What a difference a start can make! That’s something us moto writers have been talking about since the first time they ever lined men up behind a starting gate. It comes up after every race—sometimes much to the chagrin of the ones who don’t get very good starts. On Saturday night at Angel Stadium, the 250SX Class had two chances to make a strong start, the first one being wiped out by a gate malfunction. It was on that gate drop that GEICO Honda rider Matt Bisceglia grabbed the holeshot, and after some smart riding in early traffic, Bisceglia’s teammate Malcolm Stewart, last week’s big winner, was also up towards the front and riding strong.
Meanwhile, Rockstar Energy Racing Husqvarna’s Zach Osborne was literally dead last since it was his gate that didn’t drop. And the rookie Aaron Plessinger started out almost as far back after once again failing to get a good drive off the gate on his Yamalube/Star Racing Yamaha YZ250F. He would only be up to eighth (and Osborne sixteenth) when the red flag came out. And Anaheim 1 winner Jessy Nelson of the Lucas Oil/Troy Lee Designs KTM team wasn’t in the top ten either.
The fortunes of everyone—Bisceglia, Stewart, Osborne, Plessinger, and Nelson—would change dramatically with the restart. This time Nelson and Osborne got the jump, and Plessinger got off the gate in the top five. Stewart’s race was ruined when he ran it in too hard on Red Bull KTM’s Justin Hill, putting them both in the back.
Bisceglia couldn’t match his holeshot and was outside the top five; he would later inherit fifth when Tyler Bowers crashed out spectacularly.

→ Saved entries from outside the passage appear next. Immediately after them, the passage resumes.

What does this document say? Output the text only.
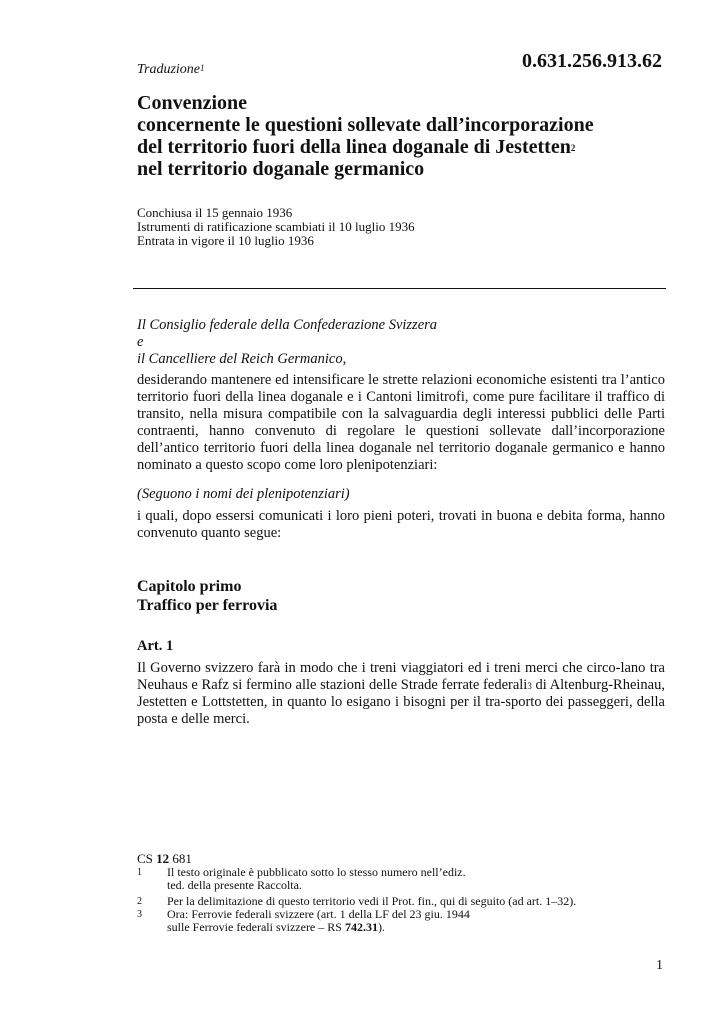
Traduzione$^1$	0.631.256.913.62
Convenzione
concernente le questioni sollevate dall’incorporazione
del territorio fuori della linea doganale di Jestetten$^2$
nel territorio doganale germanico
Conchiusa il 15 gennaio 1936
Istrumenti di ratificazione scambiati il 10 luglio 1936
Entrata in vigore il 10 luglio 1936
Il Consiglio federale della Confederazione Svizzera
e
il Cancelliere del Reich Germanico,
desiderando mantenere ed intensificare le strette relazioni economiche esistenti tra l’antico territorio fuori della linea doganale e i Cantoni limitrofi, come pure facilitare il traffico di transito, nella misura compatibile con la salvaguardia degli interessi pubblici delle Parti contraenti, hanno convenuto di regolare le questioni sollevate dall’incorporazione dell’antico territorio fuori della linea doganale nel territorio doganale germanico e hanno nominato a questo scopo come loro plenipotenziari:
(Seguono i nomi dei plenipotenziari)
i quali, dopo essersi comunicati i loro pieni poteri, trovati in buona e debita forma, hanno convenuto quanto segue:
Capitolo primo
Traffico per ferrovia
Art. 1
Il Governo svizzero farà in modo che i treni viaggiatori ed i treni merci che circo-lano tra Neuhaus e Rafz si fermino alle stazioni delle Strade ferrate federali$^3$ di Altenburg-Rheinau, Jestetten e Lottstetten, in quanto lo esigano i bisogni per il tra-sporto dei passeggeri, della posta e delle merci.
CS 12 681
1 Il testo originale è pubblicato sotto lo stesso numero nell’ediz.
ted. della presente Raccolta.
2 Per la delimitazione di questo territorio vedi il Prot. fin., qui di seguito (ad art. 1–32).
3 Ora: Ferrovie federali svizzere (art. 1 della LF del 23 giu. 1944
sulle Ferrovie federali svizzere – RS 742.31).
1
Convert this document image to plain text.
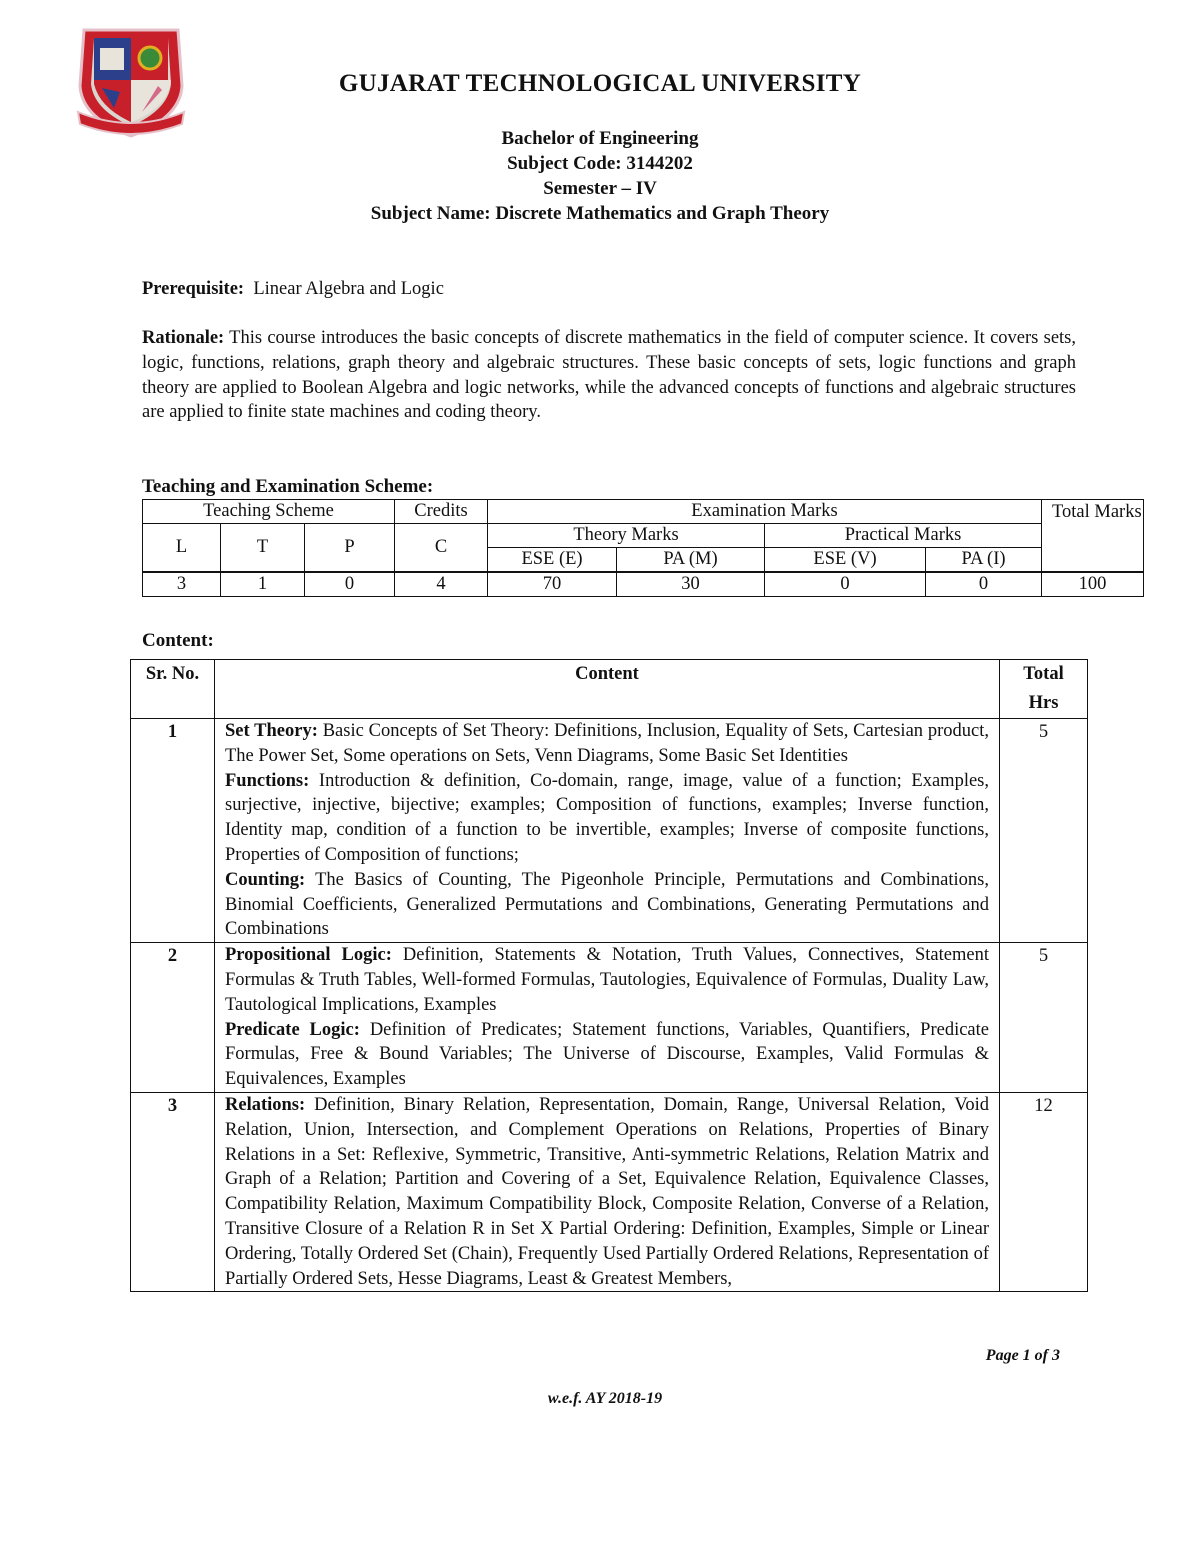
GUJARAT TECHNOLOGICAL UNIVERSITY
Bachelor of Engineering
Subject Code: 3144202
Semester – IV
Subject Name: Discrete Mathematics and Graph Theory
Prerequisite: Linear Algebra and Logic
Rationale: This course introduces the basic concepts of discrete mathematics in the field of computer science. It covers sets, logic, functions, relations, graph theory and algebraic structures. These basic concepts of sets, logic functions and graph theory are applied to Boolean Algebra and logic networks, while the advanced concepts of functions and algebraic structures are applied to finite state machines and coding theory.
Teaching and Examination Scheme:
Teaching Scheme			Credits	Examination Marks				Total Marks
L	T	P	C	Theory Marks		Practical Marks		
				ESE (E)	PA (M)	ESE (V)	PA (I)	

3	1	0	4	70	30	0	0	100
Content:
Sr. No.	Content	Total Hrs
1	Set Theory: Basic Concepts of Set Theory: Definitions, Inclusion, Equality of Sets, Cartesian product, The Power Set, Some operations on Sets, Venn Diagrams, Some Basic Set Identities

Functions: Introduction & definition, Co-domain, range, image, value of a function; Examples, surjective, injective, bijective; examples; Composition of functions, examples; Inverse function, Identity map, condition of a function to be invertible, examples; Inverse of composite functions, Properties of Composition of functions;

Counting: The Basics of Counting, The Pigeonhole Principle, Permutations and Combinations, Binomial Coefficients, Generalized Permutations and Combinations, Generating Permutations and Combinations	5
2	Propositional Logic: Definition, Statements & Notation, Truth Values, Connectives, Statement Formulas & Truth Tables, Well-formed Formulas, Tautologies, Equivalence of Formulas, Duality Law, Tautological Implications, Examples

Predicate Logic: Definition of Predicates; Statement functions, Variables, Quantifiers, Predicate Formulas, Free & Bound Variables; The Universe of Discourse, Examples, Valid Formulas & Equivalences, Examples	5
3	Relations: Definition, Binary Relation, Representation, Domain, Range, Universal Relation, Void Relation, Union, Intersection, and Complement Operations on Relations, Properties of Binary Relations in a Set: Reflexive, Symmetric, Transitive, Anti-symmetric Relations, Relation Matrix and Graph of a Relation; Partition and Covering of a Set, Equivalence Relation, Equivalence Classes, Compatibility Relation, Maximum Compatibility Block, Composite Relation, Converse of a Relation, Transitive Closure of a Relation R in Set X Partial Ordering: Definition, Examples, Simple or Linear Ordering, Totally Ordered Set (Chain), Frequently Used Partially Ordered Relations, Representation of Partially Ordered Sets, Hesse Diagrams, Least & Greatest Members,	12
Page 1 of 3
w.e.f. AY 2018-19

Plessinger would have his best race as a pro, earning a podium in his fifth main-event start (well, sixth if you count the one twenty minutes earlier). He got there with a pass on second-place starter Osborne, whose gate worked, then slipped back to fourth. The holeshot went to Jessy Nelson, who would earn himself second-place, a result he would not have gotten without the do-over.
The one man who got a solid start both times on Saturday night was the red-hot Cooper Webb, who worked his way into the lead both times from up-front starts. The Yamalube/Star Racing Yamaha rider from North Carolina looked angry when the red flag came out, but he quickly put it behind him and just went back and made a good start all over again. In fact, Webb has been pretty solid all year long, his worst finish being his first finish (seventh at A1). He minimizes mistakes with his form, and he makes passes with intensity—give him an opening and he will take a stab.
The point is that Cooper Webb was the one guy who made good on both 250SX starts on Saturday night. As a result, he still has the red plate—and 18 points to spare—as Monster Energy AMA Supercross, an FIM World Championship, heads to San Diego.